O quizá no. Ante películas tan malas como la que nos ocupa en esta crítica sólo cabe el espanto. Tras Asterix y Obelix contra César (1999) y Asterix y Obelix: Misión Cleopatra (2002), la degeneración lógica de la que suelen adolecer las sagas fílmicas cae definitivamente con todo su peso sobre una cinta que de haberse pergeñado en nuestro país a buen seguro habría provocado manifestaciones ciudadanas masivas frente a las distintas sedes del Ministerio de Cultura, por atreverse a subvencionar un producto que en aquellas épocas doradas de los videoclubs sólo habríamos podido encontrar en el rincón más oculto (la sección porno no cuenta, ojo), y permanentemente disponible.
La historia tiene su origen en los amoríos del galo Alafolix con una princesa griega (Vanessa Hessler, cuya belleza acaba resultando lo único salvable de la función).
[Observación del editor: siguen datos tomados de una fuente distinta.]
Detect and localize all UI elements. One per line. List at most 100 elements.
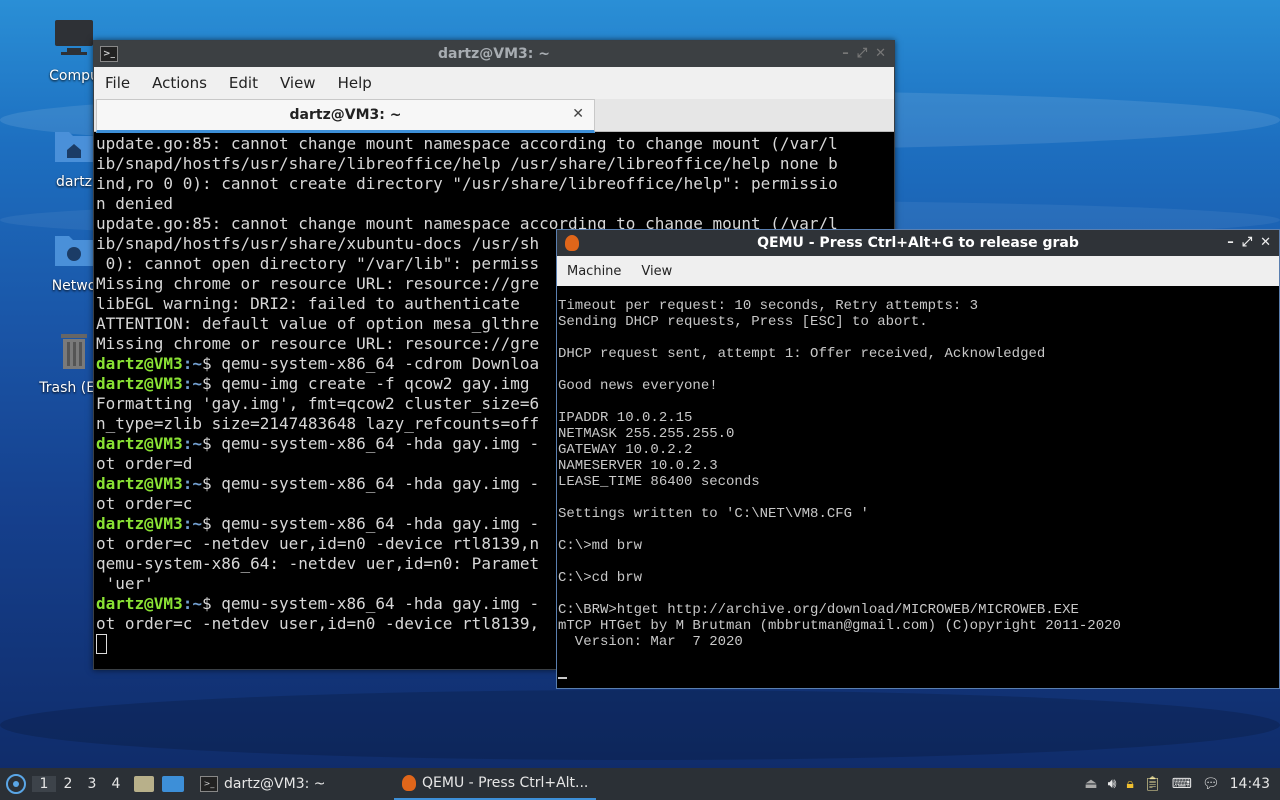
qemu-line xyxy=(558,490,1279,506)
qemu-line: Good news everyone! xyxy=(558,378,718,394)
qemu-line: DHCP request sent, attempt 1: Offer rece… xyxy=(558,346,1046,362)
task-terminal[interactable]: >_ dartz@VM3: ~ xyxy=(192,769,388,799)
prompt-path: :~ xyxy=(182,434,202,453)
qemu-line: Timeout per request: 10 seconds, Retry a… xyxy=(558,298,979,314)
terminal-tab-title: dartz@VM3: ~ xyxy=(289,107,402,123)
menu-view[interactable]: View xyxy=(269,74,327,92)
terminal-title: dartz@VM3: ~ xyxy=(438,46,550,62)
workspace-2[interactable]: 2 xyxy=(56,776,80,792)
line-text: ot order=c -netdev user,id=n0 -device rt… xyxy=(96,614,540,633)
line-text: ot order=c -netdev uer,id=n0 -device rtl… xyxy=(96,534,540,553)
qemu-cursor xyxy=(558,677,567,679)
prompt-user: dartz@VM3 xyxy=(96,354,183,373)
qemu-line xyxy=(558,330,1279,346)
workspace-4[interactable]: 4 xyxy=(104,776,128,792)
qemu-line: C:\>md brw xyxy=(558,538,643,554)
line-text: $ qemu-img create -f qcow2 gay.img xyxy=(201,374,530,393)
task-label: QEMU - Press Ctrl+Alt... xyxy=(422,775,589,791)
close-button[interactable]: ✕ xyxy=(875,46,886,61)
qemu-line: IPADDR 10.0.2.15 xyxy=(558,410,693,426)
qemu-line xyxy=(558,586,1279,602)
desktop-icon-label: Netwo xyxy=(51,278,97,294)
qemu-line: LEASE_TIME 86400 seconds xyxy=(558,474,760,490)
line-text: $ qemu-system-x86_64 -hda gay.img - xyxy=(201,474,540,493)
line-text: ib/snapd/hostfs/usr/share/libreoffice/he… xyxy=(96,154,838,173)
line-text: update.go:85: cannot change mount namesp… xyxy=(96,134,838,153)
line-text: qemu-system-x86_64: -netdev uer,id=n0: P… xyxy=(96,554,540,573)
xubuntu-logo-icon xyxy=(6,774,26,794)
terminal-cursor xyxy=(96,634,107,654)
prompt-path: :~ xyxy=(182,514,202,533)
qemu-task-icon xyxy=(402,775,416,791)
desktop-launcher-icon[interactable] xyxy=(162,776,184,792)
terminal-tabbar: dartz@VM3: ~ ✕ xyxy=(94,99,894,133)
qemu-line xyxy=(558,522,1279,538)
task-label: dartz@VM3: ~ xyxy=(224,776,326,792)
qemu-line xyxy=(558,650,1279,666)
qemu-screen[interactable]: Timeout per request: 10 seconds, Retry a… xyxy=(557,286,1279,682)
line-text: ATTENTION: default value of option mesa_… xyxy=(96,314,540,333)
notification-icon[interactable]: 💬︎ xyxy=(1202,776,1220,792)
qemu-window[interactable]: QEMU - Press Ctrl+Alt+G to release grab … xyxy=(556,229,1280,689)
prompt-user: dartz@VM3 xyxy=(96,474,183,493)
line-text: ot order=c xyxy=(96,494,193,513)
qemu-line: NAMESERVER 10.0.2.3 xyxy=(558,458,718,474)
terminal-tab[interactable]: dartz@VM3: ~ ✕ xyxy=(96,99,595,133)
qemu-line xyxy=(558,554,1279,570)
prompt-path: :~ xyxy=(182,354,202,373)
prompt-path: :~ xyxy=(182,374,202,393)
terminal-task-icon: >_ xyxy=(200,776,218,792)
clipboard-icon[interactable]: 📋︎ xyxy=(1144,776,1162,792)
lock-icon[interactable]: 🔒︎ xyxy=(1126,776,1133,792)
start-menu-button[interactable] xyxy=(0,768,32,800)
line-text: Missing chrome or resource URL: resource… xyxy=(96,274,540,293)
qemu-line: NETMASK 255.255.255.0 xyxy=(558,426,735,442)
tab-close-icon[interactable]: ✕ xyxy=(572,106,584,122)
qemu-line xyxy=(558,394,1279,410)
line-text: ind,ro 0 0): cannot create directory "/u… xyxy=(96,174,838,193)
qemu-titlebar[interactable]: QEMU - Press Ctrl+Alt+G to release grab … xyxy=(557,230,1279,256)
file-manager-launcher-icon[interactable] xyxy=(134,776,154,792)
qemu-menubar: Machine View xyxy=(557,256,1279,286)
prompt-user: dartz@VM3 xyxy=(96,374,183,393)
line-text: ot order=d xyxy=(96,454,193,473)
volume-icon[interactable]: 🔊︎ xyxy=(1108,776,1117,792)
maximize-button[interactable]: ⤢ xyxy=(857,46,867,61)
network-icon[interactable]: ⌨︎ xyxy=(1172,776,1192,792)
menu-edit[interactable]: Edit xyxy=(218,74,269,92)
prompt-path: :~ xyxy=(182,474,202,493)
terminal-line: n denied xyxy=(96,194,894,214)
line-text: 0): cannot open directory "/var/lib": pe… xyxy=(96,254,540,273)
menu-help[interactable]: Help xyxy=(327,74,383,92)
line-text: $ qemu-system-x86_64 -hda gay.img - xyxy=(201,514,540,533)
qemu-line: Version: Mar 7 2020 xyxy=(558,634,743,650)
clock[interactable]: 14:43 xyxy=(1230,776,1270,792)
maximize-button[interactable]: ⤢ xyxy=(1242,235,1252,250)
qemu-line: C:\BRW>htget http://archive.org/download… xyxy=(558,602,1079,618)
eject-icon[interactable]: ⏏ xyxy=(1084,776,1097,792)
minimize-button[interactable]: – xyxy=(1227,235,1234,250)
line-text: $ qemu-system-x86_64 -hda gay.img - xyxy=(201,594,540,613)
prompt-user: dartz@VM3 xyxy=(96,434,183,453)
desktop-icon-label: dartz xyxy=(55,174,93,190)
qemu-line: Settings written to 'C:\NET\VM8.CFG ' xyxy=(558,506,869,522)
line-text: 'uer' xyxy=(96,574,154,593)
close-button[interactable]: ✕ xyxy=(1260,235,1271,250)
menu-actions[interactable]: Actions xyxy=(141,74,218,92)
qemu-line: GATEWAY 10.0.2.2 xyxy=(558,442,693,458)
line-text: $ qemu-system-x86_64 -hda gay.img - xyxy=(201,434,540,453)
terminal-line: update.go:85: cannot change mount namesp… xyxy=(96,134,894,154)
workspace-1[interactable]: 1 xyxy=(32,776,56,792)
workspace-3[interactable]: 3 xyxy=(80,776,104,792)
qemu-line: mTCP HTGet by M Brutman (mbbrutman@gmail… xyxy=(558,618,1121,634)
terminal-line: ib/snapd/hostfs/usr/share/libreoffice/he… xyxy=(96,154,894,174)
qemu-line xyxy=(558,362,1279,378)
menu-machine[interactable]: Machine xyxy=(557,264,631,279)
menu-view[interactable]: View xyxy=(631,264,682,279)
task-qemu[interactable]: QEMU - Press Ctrl+Alt... xyxy=(394,768,597,800)
menu-file[interactable]: File xyxy=(94,74,141,92)
line-text: n denied xyxy=(96,194,174,213)
minimize-button[interactable]: – xyxy=(842,46,849,61)
terminal-titlebar[interactable]: >_ dartz@VM3: ~ – ⤢ ✕ xyxy=(94,41,894,67)
terminal-menubar: File Actions Edit View Help xyxy=(94,67,894,99)
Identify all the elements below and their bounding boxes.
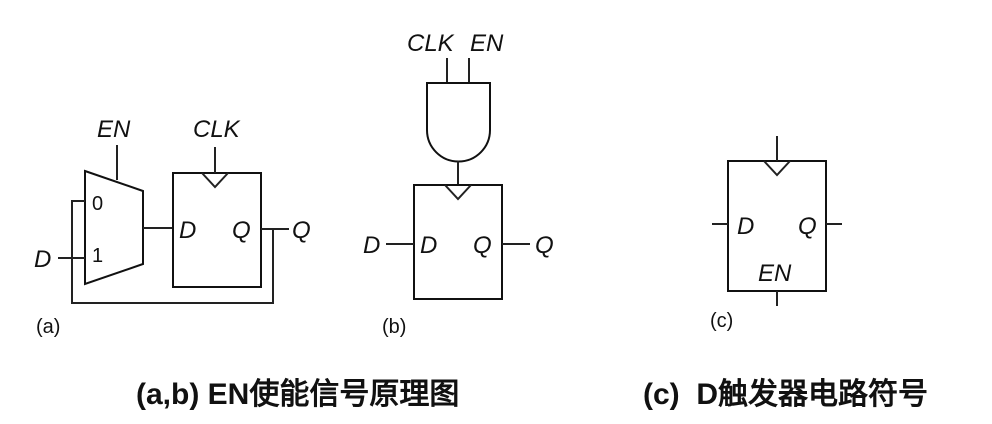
diagram-canvas: EN 0 1 D CLK D Q Q (a) CLK EN D Q D Q (b… (34, 30, 928, 411)
ff-en-label: EN (758, 260, 792, 287)
ff-q-label: Q (798, 213, 817, 240)
tag-b: (b) (382, 316, 406, 338)
diagram-b: CLK EN D Q D Q (b) (363, 30, 554, 338)
clk-label: CLK (407, 30, 455, 57)
d-input-label: D (363, 232, 380, 259)
tag-a: (a) (36, 316, 60, 338)
tag-c: (c) (710, 310, 733, 332)
caption-left: (a,b) EN使能信号原理图 (136, 378, 459, 411)
ff-d-label: D (737, 213, 754, 240)
en-label: EN (97, 116, 131, 143)
mux (84, 169, 144, 286)
q-output-label: Q (292, 217, 311, 244)
diagram-a: EN 0 1 D CLK D Q Q (a) (34, 116, 311, 338)
ff-d-label: D (179, 217, 196, 244)
q-output-label: Q (535, 232, 554, 259)
en-label: EN (470, 30, 504, 57)
caption-right: (c) D触发器电路符号 (643, 378, 928, 411)
mux-input-1-label: 1 (92, 245, 103, 267)
ff-q-label: Q (473, 232, 492, 259)
clk-label: CLK (193, 116, 241, 143)
and-gate (426, 82, 491, 163)
diagram-c: D Q EN (c) (710, 136, 842, 332)
mux-input-0-label: 0 (92, 193, 103, 215)
d-input-label: D (34, 246, 51, 273)
ff-q-label: Q (232, 217, 251, 244)
ff-d-label: D (420, 232, 437, 259)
Pero como a Brutus, hijo de César, también le hace tilín la moza, todo ello acabará provocando que a la mentada helena se la rifen en los Juegos Olímpicos, quedando como premio para el ganador de los mismos. Y para allá acudirán Astérix y Obelix con todos los habitantes de su aldea, básicamente para ser meras comparsas en su propia película, ya que casi se pueden contar con los dedos de las manos los minutos en que la pareja atesora el protagonismo.
A partir de ahí todo vale. Los actores hacen un despliegue de talento que debería ser recompensado con una deportación exprés a Siberia, porque no se libra nadie: ni Alain Delon, ni Santiago Segura, ni el nuevo Asterix (Clovis Cornillac). Mención especial para Benoit Poolelvoorde (Brutus), que consigue situarse entre los personajes más odiosos del cine reciente. Los efectos especiales nos remiten a la última entrega de Mortadelo y Filemón, con la cual tiene muchos puntos en común (y no es un cumplido, por supuesto). Se incluyen bromas chuscas a propósito de Star wars o el EPO –en un país donde el Tour ha sufrido diversos varapalos por culpa de este último– y cancioncillas absolutamente horrendas. Para acabar de redondear la sensación de vergüenza ajena hay cameos a mayor gloria de Michael Schumacher y Zinedine Zidane, entre otros, que vienen metidos con calzador. Ah, y además el suplicio dura casi dos horas.
Resumiendo: si ya cuesta hacer que la lógica de un tebeo de estas características halle su lugar en la gran pantalla, cuando no se hace ningún esfuerzo por crear algo digno de verse es normal que obtengamos como resultado esta aberración hecha celuloide.